A China aspira ser líder mundial de IA até 2030, por considerar esta uma tecnologia estratégica.
Realidade ou ficção?
Milhares de jovens adeptas do "chatbot" discutem a experiência do namorado virtual em fóruns virtuais dedicados ao XiaoIce, compartilhando capturas de telas de chat e conselhos sobre como chegar ao nível dos três corações, o mais elevado na categoria "intimidade" com o chatbot.
Quanto mais interagem os usuários, desbloqueiam novas funções como os Momentos WeChat da XiaoIce, algo similar ao feed do Facebook, e também a possibilidade de sair de "férias", com a possibilidade de posar para selfies com o companheiro virtual.
Laura, de 20 anos e moradora da província de Zhejiang, se apaixonou pelo XiaoIce no ano passado e agora luta para se liberar do vínculo estabelecido.
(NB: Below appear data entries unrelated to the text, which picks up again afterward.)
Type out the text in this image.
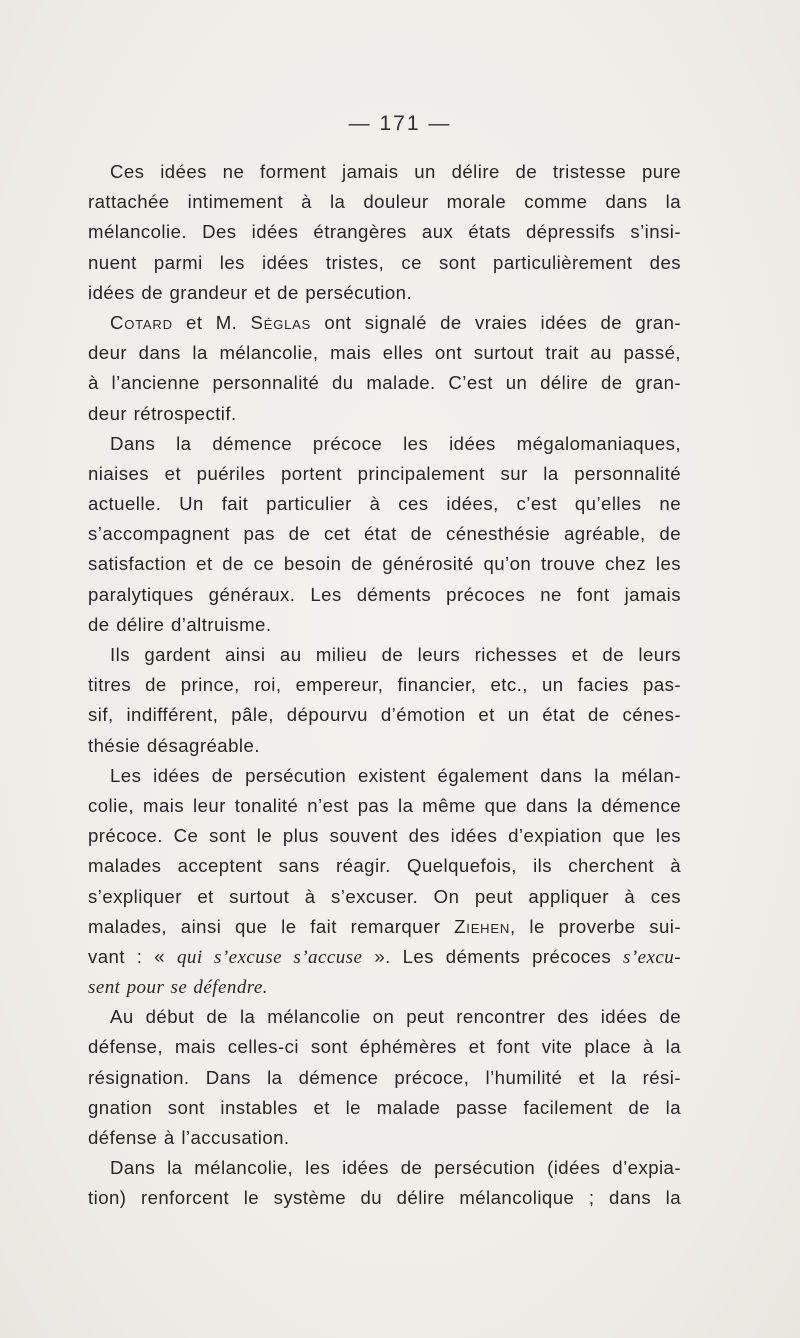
— 171 —
Ces idées ne forment jamais un délire de tristesse pure
rattachée intimement à la douleur morale comme dans la
mélancolie. Des idées étrangères aux états dépressifs s’insi-
nuent parmi les idées tristes, ce sont particulièrement des
idées de grandeur et de persécution.
Cotard et M. Séglas ont signalé de vraies idées de gran-
deur dans la mélancolie, mais elles ont surtout trait au passé,
à l’ancienne personnalité du malade. C’est un délire de gran-
deur rétrospectif.
Dans la démence précoce les idées mégalomaniaques,
niaises et puériles portent principalement sur la personnalité
actuelle. Un fait particulier à ces idées, c’est qu’elles ne
s’accompagnent pas de cet état de cénesthésie agréable, de
satisfaction et de ce besoin de générosité qu’on trouve chez les
paralytiques généraux. Les déments précoces ne font jamais
de délire d’altruisme.
Ils gardent ainsi au milieu de leurs richesses et de leurs
titres de prince, roi, empereur, financier, etc., un facies pas-
sif, indifférent, pâle, dépourvu d’émotion et un état de cénes-
thésie désagréable.
Les idées de persécution existent également dans la mélan-
colie, mais leur tonalité n’est pas la même que dans la démence
précoce. Ce sont le plus souvent des idées d’expiation que les
malades acceptent sans réagir. Quelquefois, ils cherchent à
s’expliquer et surtout à s’excuser. On peut appliquer à ces
malades, ainsi que le fait remarquer Ziehen, le proverbe sui-
vant : « qui s’excuse s’accuse ». Les déments précoces s’excu-
sent pour se défendre.
Au début de la mélancolie on peut rencontrer des idées de
défense, mais celles-ci sont éphémères et font vite place à la
résignation. Dans la démence précoce, l’humilité et la rési-
gnation sont instables et le malade passe facilement de la
défense à l’accusation.
Dans la mélancolie, les idées de persécution (idées d’expia-
tion) renforcent le système du délire mélancolique ; dans la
A jovem reclamava que o chatbot sempre mudava o tema da conversa quando ela expressava os sentimentos por ele ou quando mencionava a possibilidade de encontro na vida real. Ela demorou meses para aceitar que ele não existia fisicamente e era apenas um conjunto de algoritmos.
"Com frequência vemos usuários que suspeitam que há uma pessoa real por trás de cada interação do XiaoIce", disse Li, pois "tem uma grande capacidade para imitar uma pessoa real".
Mas levar companhia aos usuários vulneráveis não significa que XioIce é um substituto de apoio especializado em saúde mental, um serviço que não possui recursos suficientes na China.
O sistema monitora as emoções intensas, com o objetivo de guiar as conversas para temas considerados mais felizes antes que os usuários atinjam um ponto de crise, explica Li, antes de afirmar que a depressão é o estado emocional extremo mais frequente.